Can’t stop the CAR-T


Despite it being only two months since our last review of the CAR-T world, the scientific and commercial developments have continued unabated.

As previously we have selected some highlights below:

In March 2018, Orgenesis, a contract development and manufacturing service provider for advanced cell therapies was listed on the NASDAQ. Orgenesis has established partnerships with companies such as Servier, CRISPR Therapeutics, Adaptimmune Therapeutics and Athersys and is enjoying rapidly growing revenues. In April 2018, Cell and Gene Therapy Catapult, a centre of excellence seeking to make the UK a leading nation in cell and gene therapy, opened their manufacturing centre in Stevenage. The centre aims to support the transition from early stage research to viable therapies by offering companies a flexible site for the development of large scale manufacturing and opportunities for collaboration. As highlighted in our article last month, these are further examples of the developing CAR-T side industries in manufacturing and other ancillary activities.

Also in April 2018, Allogene Therapeutics, a new biotech company co-founded and led by former executives of Kite Pharma, launched with Series A financing of $300 million from an investment consortium including Pfizer, Gilead and the University of California amongst others. Allogene will focus exclusively (as the name suggests) on allogenic (i.e. off the shelf) CAR-T therapies. In April 2018, Pfizer transferred to Allogene its rights in CAR-T clinical candidate UCART19, together with 16 pre-clinical CAR-T assets. UCART19, is exemplary of the commercial moves that abound in the CAR-T space; originally developed by Cellectis, then by Servier, and then developed further in collaboration with Pfizer. Cellectis itself, also in April 2018, took advantage of favourable market conditions to raise an additional $164 million in a follow-on offering on the NASDAQ.

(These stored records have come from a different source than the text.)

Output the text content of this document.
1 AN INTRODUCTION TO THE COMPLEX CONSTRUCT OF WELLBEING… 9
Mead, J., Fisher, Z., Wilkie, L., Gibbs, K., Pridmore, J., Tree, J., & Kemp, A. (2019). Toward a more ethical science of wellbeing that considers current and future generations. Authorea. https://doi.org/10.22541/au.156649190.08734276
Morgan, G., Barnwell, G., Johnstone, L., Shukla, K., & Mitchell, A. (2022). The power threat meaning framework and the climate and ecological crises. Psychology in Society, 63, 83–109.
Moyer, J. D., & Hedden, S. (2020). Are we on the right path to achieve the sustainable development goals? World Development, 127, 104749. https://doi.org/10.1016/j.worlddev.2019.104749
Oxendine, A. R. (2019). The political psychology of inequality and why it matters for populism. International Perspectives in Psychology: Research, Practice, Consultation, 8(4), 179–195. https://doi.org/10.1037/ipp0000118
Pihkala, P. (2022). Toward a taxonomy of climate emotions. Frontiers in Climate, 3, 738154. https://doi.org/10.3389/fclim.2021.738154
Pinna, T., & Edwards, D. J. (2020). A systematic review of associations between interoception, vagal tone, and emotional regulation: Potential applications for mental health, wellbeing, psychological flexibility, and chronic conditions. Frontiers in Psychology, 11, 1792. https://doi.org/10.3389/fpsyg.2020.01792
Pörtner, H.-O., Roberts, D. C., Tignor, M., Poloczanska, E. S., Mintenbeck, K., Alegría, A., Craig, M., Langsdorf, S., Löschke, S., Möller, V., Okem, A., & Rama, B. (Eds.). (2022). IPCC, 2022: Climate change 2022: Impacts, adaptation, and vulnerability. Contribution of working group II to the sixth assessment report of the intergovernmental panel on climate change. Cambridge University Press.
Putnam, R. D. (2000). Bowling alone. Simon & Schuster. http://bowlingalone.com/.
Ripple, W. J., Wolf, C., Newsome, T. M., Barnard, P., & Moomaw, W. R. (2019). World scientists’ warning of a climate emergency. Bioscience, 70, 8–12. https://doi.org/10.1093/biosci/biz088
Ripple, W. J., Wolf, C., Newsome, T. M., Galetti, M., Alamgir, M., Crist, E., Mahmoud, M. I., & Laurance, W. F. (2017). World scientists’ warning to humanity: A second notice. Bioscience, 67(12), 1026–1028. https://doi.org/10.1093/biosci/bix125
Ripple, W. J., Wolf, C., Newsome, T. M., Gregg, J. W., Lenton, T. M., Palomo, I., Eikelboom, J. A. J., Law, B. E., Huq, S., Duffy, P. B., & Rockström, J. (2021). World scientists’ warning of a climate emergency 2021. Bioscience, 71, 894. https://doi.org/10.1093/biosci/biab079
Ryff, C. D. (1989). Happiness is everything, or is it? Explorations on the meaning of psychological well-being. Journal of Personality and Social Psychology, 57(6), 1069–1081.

On the scientific front, Celyad’s CAR-T therapy, CYAD-01, which contains autologous T cells transduced with a CAR based on the NKG2D receptor, reported on 3 May 2018 the successful treatment of single patients in its LINK and SHRINK trials and with no toxicity observed to date – the LINK trial is also without the need for initial chemotherapy treatment. LINK and SHRINK are Phase I trials in colorectal cancer patients with unresectable liver metastases. The same therapy is also under investigation in acute myeloid leukemia (THINK trial) in which positive results have already been reported. Celyad currently has a dual listing on the Euronext and NASDAQ and an existing relationship with Ono Pharmaceuticals in relation to this therapy. Celyad has also granted a non-exclusive licence to Novartis for Celyad’s US patent relating to the production of allogenic CAR-T cells. The licence covers two targets currently under development by Novartis, under which Novartis makes an upfront payment, further target-based milestone payments and single-digit royalties if the therapy for either target makes it to market.